On Tuesday 09 August 2016 21:22:36 David T. wrote:
> 
> I think also of concern to me here is that there are now two
> recommended methods for suggesting and making changes, and as I noted
> here, with two avenues for change, there is the increasing likelihood
> that bugs will languish in one or the other systems, depending on
> chance. This patch provides a concrete example.
> 
While I appreciate your concern I don't perceive it the same way.

While this patch started the discussion, it's not an example at all of what we 
are discussing. On 
the contrary. Frank is a core contributor to the project and as such has direct 
commit rights. He 
exercised this right by committing a change in the documentation. Such direct 
commits by 
developers have always been part of the gnucash development cycle and are 
nothing new.

As he cares about the quality of the documentation he explicitly asked the 
other translators to 
review his work. Without this request the change may have gone unnoticed until 
the next 
release. The question was a terse and cryptic for those not fluent in git(hub). 
That was 
acknowledged and addressed (I hope).

And I can't tell why Frank chose to push this commit rather than following your 
suggestion in 
bug 743672. He can explain that himself if he cares to. By the way, I believe 
you were on the 
right track and agree even more with John we should remove this section 
completely as it 
tends to outdate the documentation.

Yet in essence all of this had nothing to do with pull requests, which is what 
this discussion is 
now evolving around.

Bugzilla is still our main issue tracker. Patches are welcomed there.

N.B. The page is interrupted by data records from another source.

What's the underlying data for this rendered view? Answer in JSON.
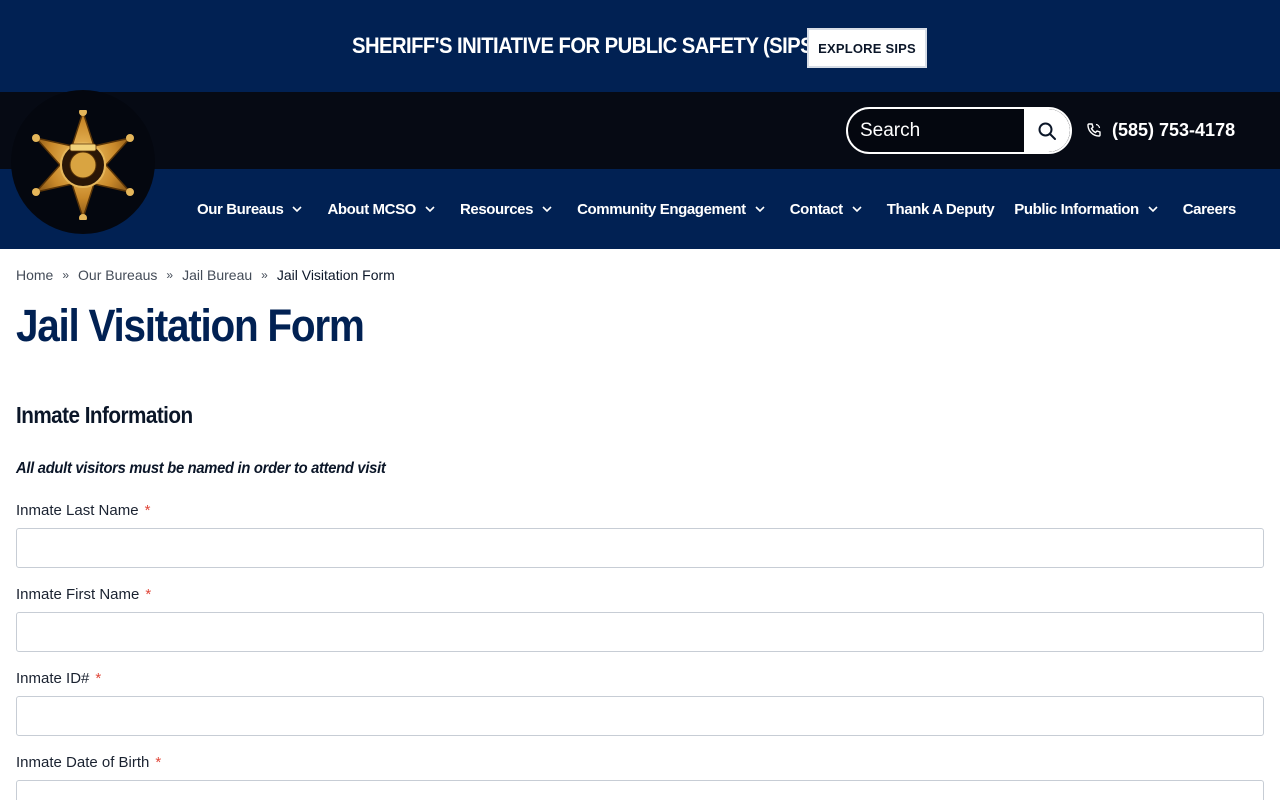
{
  "promo": {
    "text": "SHERIFF'S INITIATIVE FOR PUBLIC SAFETY (SIPS)",
    "button_label": "EXPLORE SIPS"
  },
  "header": {
    "badge_icon": "sheriff-star-badge-icon",
    "search": {
      "placeholder": "Search",
      "value": ""
    },
    "phone": "(585) 753-4178"
  },
  "nav": {
    "items": [
      {
        "label": "Our Bureaus",
        "has_dropdown": true
      },
      {
        "label": "About MCSO",
        "has_dropdown": true
      },
      {
        "label": "Resources",
        "has_dropdown": true
      },
      {
        "label": "Community Engagement",
        "has_dropdown": true
      },
      {
        "label": "Contact",
        "has_dropdown": true
      },
      {
        "label": "Thank A Deputy",
        "has_dropdown": false
      },
      {
        "label": "Public Information",
        "has_dropdown": true
      },
      {
        "label": "Careers",
        "has_dropdown": false
      }
    ]
  },
  "breadcrumb": {
    "items": [
      "Home",
      "Our Bureaus",
      "Jail Bureau"
    ],
    "separator": "»",
    "current": "Jail Visitation Form"
  },
  "page": {
    "title": "Jail Visitation Form",
    "section_title": "Inmate Information",
    "note": "All adult visitors must be named in order to attend visit"
  },
  "form": {
    "required_marker": "*",
    "fields": [
      {
        "label": "Inmate Last Name",
        "value": ""
      },
      {
        "label": "Inmate First Name",
        "value": ""
      },
      {
        "label": "Inmate ID#",
        "value": ""
      },
      {
        "label": "Inmate Date of Birth",
        "value": ""
      }
    ]
  },
  "colors": {
    "navy": "#012153",
    "black_strip": "#060a14",
    "required": "#e0473a",
    "badge_gold": "#c9892a"
  }
}
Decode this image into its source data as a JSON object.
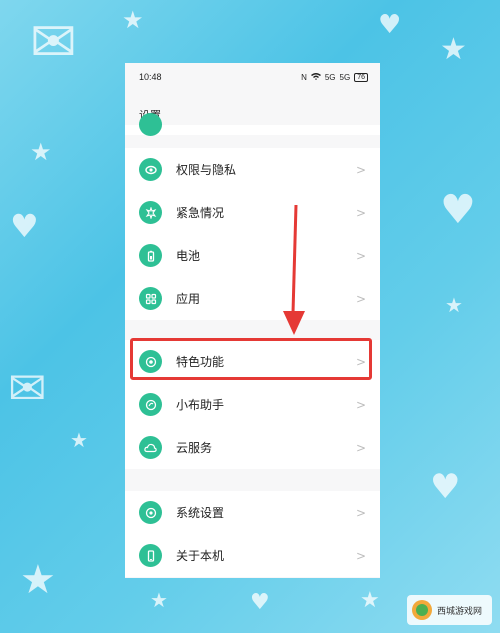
{
  "status_bar": {
    "time": "10:48",
    "icons": [
      "N",
      "wifi",
      "5G",
      "5G",
      "76"
    ]
  },
  "settings": {
    "title": "设置",
    "group1": [
      {
        "label": "权限与隐私",
        "icon": "privacy-icon"
      },
      {
        "label": "紧急情况",
        "icon": "emergency-icon"
      },
      {
        "label": "电池",
        "icon": "battery-icon"
      },
      {
        "label": "应用",
        "icon": "apps-icon"
      }
    ],
    "group2": [
      {
        "label": "特色功能",
        "icon": "features-icon"
      },
      {
        "label": "小布助手",
        "icon": "assistant-icon"
      },
      {
        "label": "云服务",
        "icon": "cloud-icon"
      }
    ],
    "group3": [
      {
        "label": "系统设置",
        "icon": "system-icon"
      },
      {
        "label": "关于本机",
        "icon": "phone-icon"
      }
    ],
    "chevron": ">"
  },
  "watermark": {
    "text": "西城游戏网"
  }
}
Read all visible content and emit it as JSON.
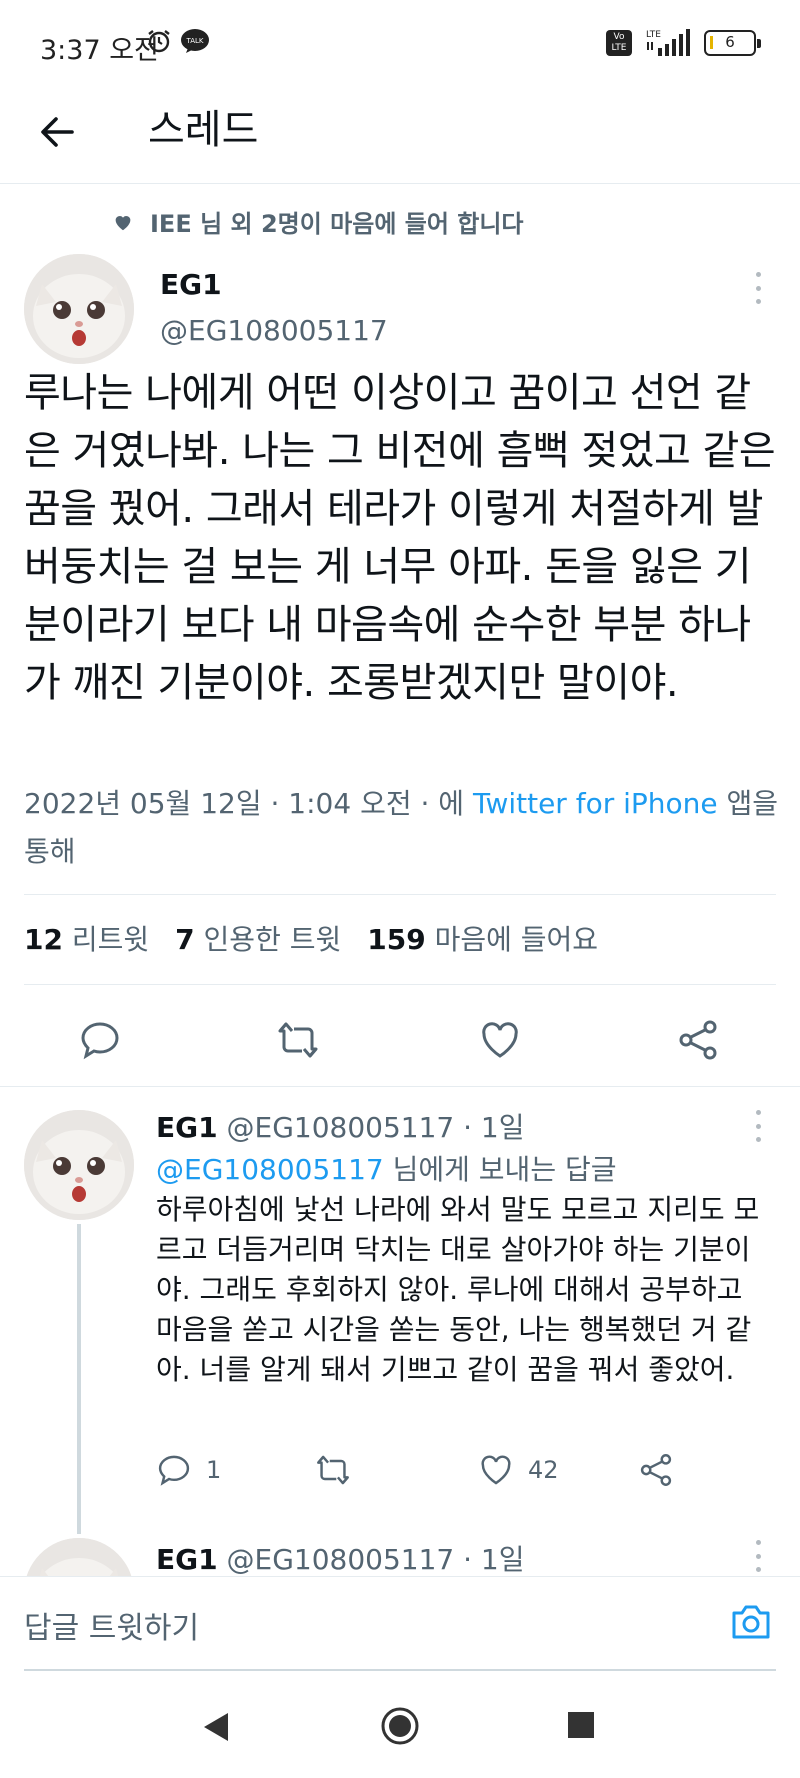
{
  "status_bar": {
    "time": "3:37 오전",
    "talk_badge": "TALK",
    "volte": "Vo LTE",
    "lte": "LTE",
    "battery": "6"
  },
  "header": {
    "title": "스레드"
  },
  "main_tweet": {
    "liked_by": "IEE 님 외 2명이 마음에 들어 합니다",
    "author_name": "EG1",
    "author_handle": "@EG108005117",
    "text": "루나는 나에게 어떤 이상이고 꿈이고 선언 같은 거였나봐. 나는 그 비전에 흠뻑 젖었고 같은 꿈을 꿨어. 그래서 테라가 이렇게 처절하게 발버둥치는 걸 보는 게 너무 아파. 돈을 잃은 기분이라기 보다 내 마음속에 순수한 부분 하나가 깨진 기분이야. 조롱받겠지만 말이야.",
    "date": "2022년 05월 12일 · 1:04 오전 · 에 ",
    "via_app": "Twitter for iPhone",
    "via_suffix": " 앱을 통해",
    "retweets_count": "12",
    "retweets_label": "리트윗",
    "quotes_count": "7",
    "quotes_label": "인용한 트윗",
    "likes_count": "159",
    "likes_label": "마음에 들어요"
  },
  "reply": {
    "author_name": "EG1",
    "author_handle": "@EG108005117",
    "age": "· 1일",
    "replying_to_handle": "@EG108005117",
    "replying_to_suffix": " 님에게 보내는 답글",
    "text": "하루아침에 낯선 나라에 와서 말도 모르고 지리도 모르고 더듬거리며 닥치는 대로 살아가야 하는 기분이야. 그래도 후회하지 않아. 루나에 대해서 공부하고 마음을 쏟고 시간을 쏟는 동안, 나는 행복했던 거 같아. 너를 알게 돼서 기쁘고 같이 꿈을 꿔서 좋았어.",
    "reply_count": "1",
    "like_count": "42"
  },
  "next_reply": {
    "author_name": "EG1",
    "author_handle": "@EG108005117",
    "age": "· 1일"
  },
  "composer": {
    "placeholder": "답글 트윗하기"
  },
  "colors": {
    "accent": "#1d9bf0",
    "muted": "#536471",
    "text": "#0f1419"
  }
}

Our choice to also accept pull requests is complimentary to this and targets a 
different kind of 
contributors. Those that write code (or documentation) directly as a feature 
request. Instead of 
describing what they need fixed they offer the fix itself. This is not possible 
for all contributors, 
but for those who can it's the most efficient way to contribute. That is just 
the reality. (1)

Will this dilute our attention from bugzilla ? By no means. Bugzilla is still 
our main issue tracker 
and as far as I know will remain so. Anything that can't be solved immediately 
should be added 
in bugzilla still. And when looking for things to fix I still start from there.

I agree with you that having two issue trackers would indeed most likely result 
in one being 
favored over the other. However we don't use github as an issue tracker. We use 
bugzilla. Pull 
requests are ready-to-review change suggestions, which is much lower level and 
direct than a 
feature request or bug report.

Since we started accepting these we are seeing more so called drive-by patches 
- that is 
patches from occasional (non-core) contributors that happened to tweak 
something in gnucash 
and decided to share it because sharing is so easy via pull requests - than we 
ever had before. 
So that means more improvements in gnucash with less core developer time spent. 
I consider 
that a win-win.

Regards,

Geert

(1) Note that even those contributors are encouraged to announce their plans an 
discuss 
beforehand before sending in huge pull requests. We had to refuse some of those 
already 
because they were not manageable which is really a shame, frustrating and lots 
of wasted time 
on good-meaning people. But this is no different from attaching patches in 
bugzilla (except 
adding lots of patches to bugzilla is more cumbersome).